Non si tratta di un condono o di un’amnistia, ha assicurato il titolare del Mef, e di anonimato per i capitalisti “infedeli” ormai non si parla più da quanto è stato affossato il vecchio schema Rubik, l’accordo andato in porto soltanto con l’Austria e con il Regno unito. «Abbiamo concordato pienamente che la soluzione è lo scambio automatico di informazioni», ha assicurato Saccomanni. E, per quanto riguarda la regolarizzazione dell’evasione pregressa, sul piatto della bilancia pesa inevitabilmente la norma sulla cosiddetta “voluntary disclosure” contenuta nel decreto legge varato dal consiglio dei ministri il 24 gennaio scorso. Il provvedimento governativo, che dovrà essere convertito in legge entro due mesi, prevede «per la semplice regolarizzazione la sanzione ridotta di un quarto» o «fino alla metà se il contribuente trasferisce i capitali in Italia o in un altro Paese dell’Ue o in Stati aderenti all’accordo sullo spazio economico europeo che consentono un effettivo scambio di informazioni, oppure se si rilascia all’intermediario estero l’autorizzazione a trasmettere le informazioni al fisco italiano». La regolarizzazione dei capitali depositati nelle banche svizzere, ha perciò puntualizzato Saccomanni durante la conferenza stampa congiunta con la sua omologa svizzera, «comporterà l’integrale pagamento delle tasse dovute», senza «forme di riduzione delle sanzioni diverse da quelle previste dalla nostra legge».

Nell’emersione però non tutti i reati fiscali verrebbero sanati, secondo lo schema di accordo bilaterale tra Roma e Berna di cui gli “sherpa” dei due Paesi discutono da tempo, riferiscono fonti svizzere.

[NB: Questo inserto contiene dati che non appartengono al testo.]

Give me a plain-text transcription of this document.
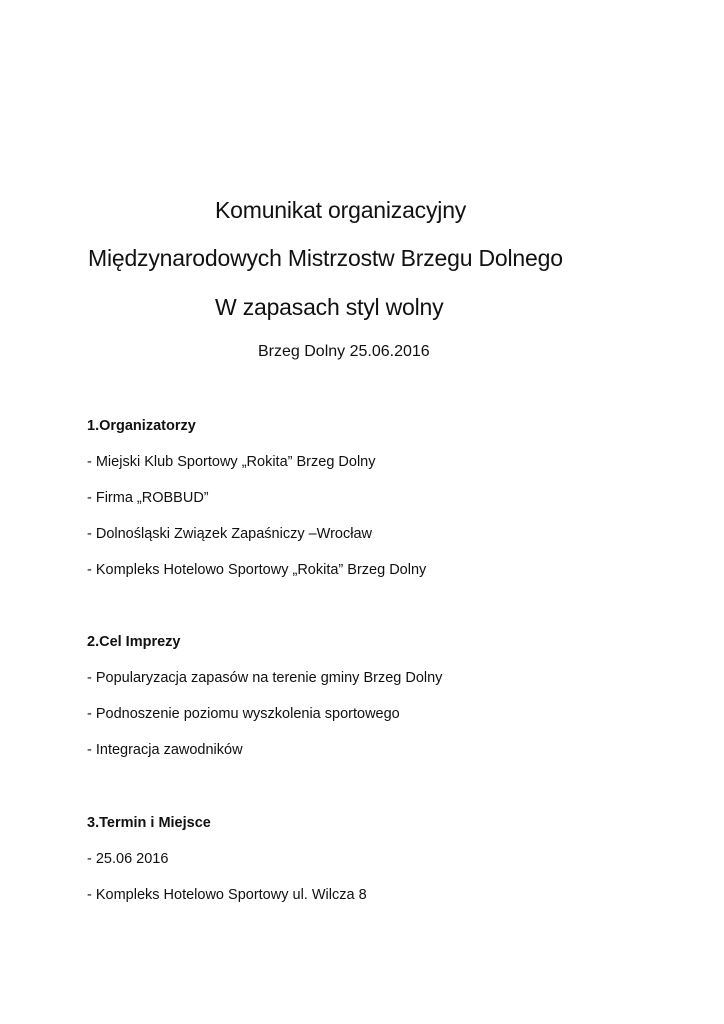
Komunikat organizacyjny
Międzynarodowych Mistrzostw Brzegu Dolnego
W zapasach styl wolny
Brzeg Dolny 25.06.2016
1.Organizatorzy
- Miejski Klub Sportowy „Rokita” Brzeg Dolny
- Firma „ROBBUD”
- Dolnośląski Związek Zapaśniczy –Wrocław
- Kompleks Hotelowo Sportowy „Rokita” Brzeg Dolny
2.Cel Imprezy
- Popularyzacja zapasów na terenie gminy Brzeg Dolny
- Podnoszenie poziomu wyszkolenia sportowego
- Integracja zawodników
3.Termin i Miejsce
- 25.06 2016
- Kompleks Hotelowo Sportowy ul. Wilcza 8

Esattamente come avviene nella “voluntary disclosure” che non salva dall’incriminazione chi si è macchiato di frode fiscale, riducendo però la pena prevista dal codice penale fino alla metà per i comportamenti fraudolenti (fatture o dichiarazioni false o altri artifici), mentre condona i reati di infedele o mancata dichiarazione.

Eppure, malgrado il decreto governativo sulla regolarizzazione spontanea dei capitali evasi, l’accordo fiscale tra Italia e Svizzera è ancora necessario a entrambi i Paesi. Da una parte, Berna sa bene che nel giro di un paio d’anni dovrà adeguarsi ai nuovi standard Ocse che, prendendo spunto dal Facta degli Stati uniti, fanno carta straccia del segreto bancario. E, allo stesso tempo, ha urgente bisogno di uscire dalle black list dei paradisi fiscali in cui l’hanno relegata molti Paesi, tra cui l’Italia. Dal canto suo, il governo italiano invece ha bisogno di recuperare dal contrasto all’evasione fiscale credibilità e fondi (una parte dei quali sono stati peraltro già promessi per la ricostruzione dell’Aquila). E non basta la regolarizzazione volontaria dei capitali detenuti all’estero fino al 31 dicembre 2013, perché il tempo limite per l’emersione scade a settembre 2016 e perché tra l’altro il comportamento dei correntisti costituisce una variabile quanto mai imprevedibile.

Nella trattativa bilaterale, inoltre, la Confederazione elvetica ha posto – su richiesta esplicita soprattutto del Canton Ticino – anche la questione dei lavoratori frontalieri e dell’accordo sulla doppia imposizione, fermo al 1974 e da aggiornare tenendo conto di come sono mutati il tessuto socio-economico e il mercato del lavoro nella fascia di confine tra i due Paesi.